The day I got a phone call from the people behind the Mercury Music Prize, I thought somebody was having a laugh. We'd like you to be a judge, said the nice chap on the phone, but first you have to meet me for a pint in a pub. Surely this was a wind-up. But then I met the lovely Kevin over lagers and cheese and onion crisps, he said why they wanted me, he said what it involved – listening to mountains of CDs for no money, but for other glorious rewards, like a great time, free records, and a lifetime being slagged off by people on newspaper comment boards – and this woman, bowled over, gave a huge, beaming yes.
2007 was a strange year to start. New-rave was fluttering its brightly coloured sleeves at the time, and the Klaxons scooped the prize, to mixed reviews – and yes, the album I loved belly-flopped before the final hurdle. A year later, however, the opposite happened. The Seldom-Seen Kid leapt over it elegantly, smiled at the crowd, and made the finishing line with a big, burly flourish.
The record still gets better every time I hear it, each track holding its own, special magic, but Starlings is the song that still grabs me by the scruff of the neck. The fluttering beat, like a heart waking up, those thick vocal harmonies rising up slowly, and the soft, simple piano figure whirring the song into action, before brass is suddenly shaking us, BLASTING US into life. Then the story unfurls beautifully. There's the humour of Guy Garvey's complaints about the Premier ignoring his invitations; the way he says "bunch" in that big, Bury gulp; the dreams about marriages in orange groves; the brilliant idea of asking your beloved to "back a horse that's good for glue", and the perfect rhythms of one of the sweetest couplets ever committed to melody – "You are the only thing/In any room you're ever in".

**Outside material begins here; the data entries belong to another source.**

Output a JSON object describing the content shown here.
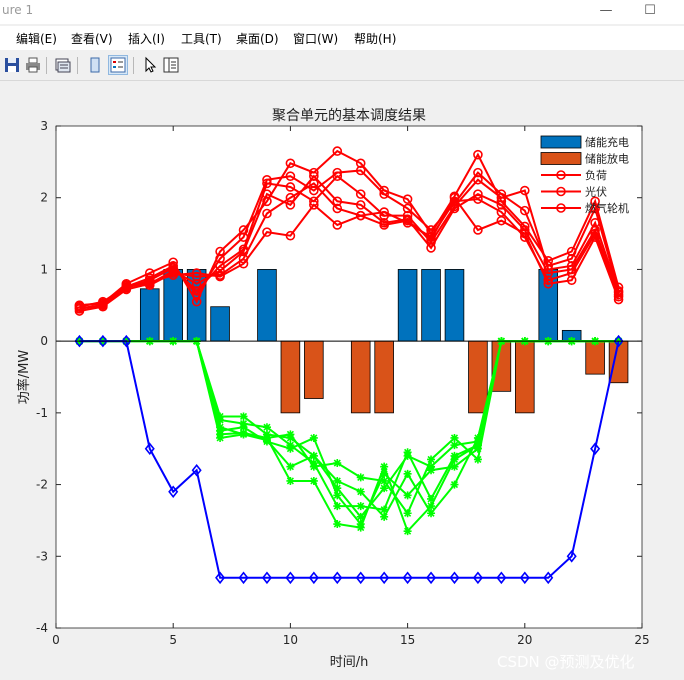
{
  "window": {
    "title": "ure 1",
    "minimize_glyph": "—",
    "maximize_glyph": "☐"
  },
  "menu": [
    "编辑(E)",
    "查看(V)",
    "插入(I)",
    "工具(T)",
    "桌面(D)",
    "窗口(W)",
    "帮助(H)"
  ],
  "toolbar": {
    "icons": [
      "save-icon",
      "print-icon",
      "print-preview-icon",
      "figure-icon",
      "legend-icon",
      "pointer-icon",
      "property-editor-icon"
    ]
  },
  "watermark": "CSDN @预测及优化",
  "colors": {
    "charge": "#0072BD",
    "discharge": "#D95319",
    "load": "#FF0000",
    "pv": "#00FF00",
    "turbine": "#0000FF"
  },
  "chart_data": {
    "type": "bar+line",
    "title": "聚合单元的基本调度结果",
    "xlabel": "时间/h",
    "ylabel": "功率/MW",
    "xlim": [
      0,
      25
    ],
    "ylim": [
      -4,
      3
    ],
    "xticks": [
      0,
      5,
      10,
      15,
      20,
      25
    ],
    "yticks": [
      -4,
      -3,
      -2,
      -1,
      0,
      1,
      2,
      3
    ],
    "grid": false,
    "legend": {
      "placement": "top-right",
      "entries": [
        "储能充电",
        "储能放电",
        "负荷",
        "光伏",
        "燃气轮机"
      ]
    },
    "x": [
      1,
      2,
      3,
      4,
      5,
      6,
      7,
      8,
      9,
      10,
      11,
      12,
      13,
      14,
      15,
      16,
      17,
      18,
      19,
      20,
      21,
      22,
      23,
      24
    ],
    "bar_series": [
      {
        "name": "储能充电",
        "values": [
          0,
          0,
          0,
          0.73,
          1,
          1,
          0.48,
          0,
          1,
          0,
          0,
          0,
          0,
          0,
          1,
          1,
          1,
          0,
          0,
          0,
          1,
          0.15,
          0,
          0
        ]
      },
      {
        "name": "储能放电",
        "values": [
          0,
          0,
          0,
          0,
          0,
          0,
          0,
          0,
          0,
          -1,
          -0.8,
          0,
          -1,
          -1,
          0,
          0,
          0,
          -1,
          -0.7,
          -1,
          0,
          0,
          -0.46,
          -0.58
        ]
      }
    ],
    "load_series": [
      {
        "name": "负荷",
        "values": [
          0.5,
          0.53,
          0.8,
          0.95,
          1.1,
          0.55,
          1.25,
          1.55,
          1.95,
          2.48,
          2.35,
          2.65,
          2.48,
          2.1,
          1.98,
          1.5,
          2.02,
          2.6,
          1.95,
          1.6,
          1.12,
          1.25,
          1.95,
          0.75
        ]
      },
      {
        "name": "负荷",
        "values": [
          0.48,
          0.55,
          0.76,
          0.88,
          1.05,
          0.65,
          1.15,
          1.45,
          2.25,
          2.3,
          2.1,
          2.35,
          2.38,
          2.05,
          1.85,
          1.55,
          1.92,
          2.35,
          2.05,
          1.82,
          1.05,
          1.15,
          1.85,
          0.7
        ]
      },
      {
        "name": "负荷",
        "values": [
          0.45,
          0.5,
          0.74,
          0.85,
          1.02,
          0.7,
          1.05,
          1.28,
          2.2,
          2.15,
          1.95,
          2.3,
          2.05,
          1.75,
          1.75,
          1.38,
          1.88,
          2.25,
          2.0,
          2.1,
          1.0,
          1.05,
          1.65,
          0.68
        ]
      },
      {
        "name": "负荷",
        "values": [
          0.42,
          0.48,
          0.72,
          0.8,
          0.98,
          0.8,
          0.98,
          1.25,
          2.05,
          1.9,
          2.3,
          1.95,
          1.9,
          1.65,
          1.7,
          1.3,
          1.85,
          2.05,
          1.9,
          1.55,
          0.95,
          1.0,
          1.55,
          0.65
        ]
      },
      {
        "name": "负荷",
        "values": [
          0.5,
          0.52,
          0.78,
          0.78,
          0.95,
          0.9,
          0.92,
          1.15,
          1.78,
          2.0,
          2.2,
          1.85,
          1.75,
          1.8,
          1.65,
          1.45,
          1.95,
          1.98,
          1.8,
          1.45,
          0.85,
          0.95,
          1.5,
          0.62
        ]
      },
      {
        "name": "负荷",
        "values": [
          0.46,
          0.5,
          0.75,
          0.82,
          0.92,
          0.95,
          0.9,
          1.08,
          1.52,
          1.47,
          1.9,
          1.62,
          1.75,
          1.62,
          1.68,
          1.42,
          2.0,
          1.55,
          1.68,
          1.5,
          0.8,
          0.85,
          1.45,
          0.58
        ]
      }
    ],
    "pv_series": [
      {
        "name": "光伏",
        "values": [
          0,
          0,
          0,
          0,
          0,
          0,
          -1.05,
          -1.05,
          -1.3,
          -1.35,
          -1.6,
          -2.05,
          -2.45,
          -2.05,
          -1.6,
          -1.75,
          -1.45,
          -1.4,
          0,
          0,
          0,
          0,
          0,
          0
        ]
      },
      {
        "name": "光伏",
        "values": [
          0,
          0,
          0,
          0,
          0,
          0,
          -1.1,
          -1.15,
          -1.2,
          -1.45,
          -1.7,
          -2.3,
          -2.3,
          -2.35,
          -1.55,
          -2.2,
          -1.6,
          -1.45,
          0,
          0,
          0,
          0,
          0,
          0
        ]
      },
      {
        "name": "光伏",
        "values": [
          0,
          0,
          0,
          0,
          0,
          0,
          -1.2,
          -1.3,
          -1.35,
          -1.3,
          -1.75,
          -1.7,
          -1.9,
          -1.95,
          -2.4,
          -1.65,
          -1.35,
          -1.65,
          0,
          0,
          0,
          0,
          0,
          0
        ]
      },
      {
        "name": "光伏",
        "values": [
          0,
          0,
          0,
          0,
          0,
          0,
          -1.25,
          -1.2,
          -1.4,
          -1.5,
          -1.35,
          -2.15,
          -2.55,
          -1.85,
          -2.15,
          -1.8,
          -1.75,
          -1.5,
          0,
          0,
          0,
          0,
          0,
          0
        ]
      },
      {
        "name": "光伏",
        "values": [
          0,
          0,
          0,
          0,
          0,
          0,
          -1.35,
          -1.3,
          -1.38,
          -1.75,
          -1.6,
          -1.95,
          -2.1,
          -2.45,
          -1.85,
          -2.4,
          -2.0,
          -1.35,
          0,
          0,
          0,
          0,
          0,
          0
        ]
      },
      {
        "name": "光伏",
        "values": [
          0,
          0,
          0,
          0,
          0,
          0,
          -1.3,
          -1.28,
          -1.35,
          -1.95,
          -1.95,
          -2.55,
          -2.6,
          -1.75,
          -2.65,
          -2.3,
          -1.65,
          -1.45,
          0,
          0,
          0,
          0,
          0,
          0
        ]
      }
    ],
    "turbine_series": [
      {
        "name": "燃气轮机",
        "values": [
          0,
          0,
          0,
          -1.5,
          -2.1,
          -1.8,
          -3.3,
          -3.3,
          -3.3,
          -3.3,
          -3.3,
          -3.3,
          -3.3,
          -3.3,
          -3.3,
          -3.3,
          -3.3,
          -3.3,
          -3.3,
          -3.3,
          -3.3,
          -3.0,
          -1.5,
          0
        ]
      }
    ]
  }
}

Then the flocks of starlings circling as he looks into her eyes, the understated perfection of the murmured "Darling, is this Love?", that blast again, suddenly louder, more true. The idea of romance infused with reality being so much more romantic; the language of love, plain, dirty and simple, flavoured with alcohol and cigarettes, blood, sweat and tears.
When Elbow won that September, everyone was overjoyed. I had to talk on TV for ten seconds about how wonderful they were, so I babbled a bit, full of happiness and wine. I then watched the band speak to Lauren Laverne, and as they walked off – me being bolstered by booze – I grabbed Garvey by the arm. I told him I was a judge, that I was over the moon, and could I give him a hug – such a terrible, embarrassing fan-girl thing to do. Thankfully, he said yes. He cuddled me back like a big, lovely bear, but dropped his wine glass as he did so, and I was asked by an official, passing by, to get him another.
I can still see Garvey defending my honour, even more full of happiness and wine than me. "SHE'S A JUDGE", he sang brightly, sounding even more precious than he did on record. "She can do whatever she FUCKING WELL LIKES". Not exactly "Come with me, sweetheart, to an island made for two", but a defence nonetheless, and one that he finished with an extra squeeze of my arm, another kiss on my cheek. Thinking of it now, I'm still smiling, the starlings still circling, and the victory lap is still ours for the taking.
Because it's sometimes too simple to look back and look far. Too easy to forget the songs, and the feelings, that have come into life lately. A dark room in the ICA, four shy teenagers, their music so spacious, every tiny part of it shining with magic, with light, and with power. The album in the kitchen, again, again, again, the first one for years to have that sort of impact, the sad, country guitar sounds, the electronics, the darkness, the sink filling with water, over my hands, over the sides, to the floor, as I stood there, captured by it, letting it in.
Sometimes I think that music is an agent of witchcraft, a spell – it can wipe our minds clean, it almost will us to merge with it. It makes me feel just like Shelter suggests – "Could I be? Was I there?/ It felt so crystal in the air". Hearing it in my kitchen, in Dan's living room, on my headphones, in the Hoxton Hall, in the Village Underground, in the Bowery Ballroom, and it taking me away, burrowing me inside it, every time. Hearing Romy singing, "Please teach me gently/How to breathe", my chest rising for her.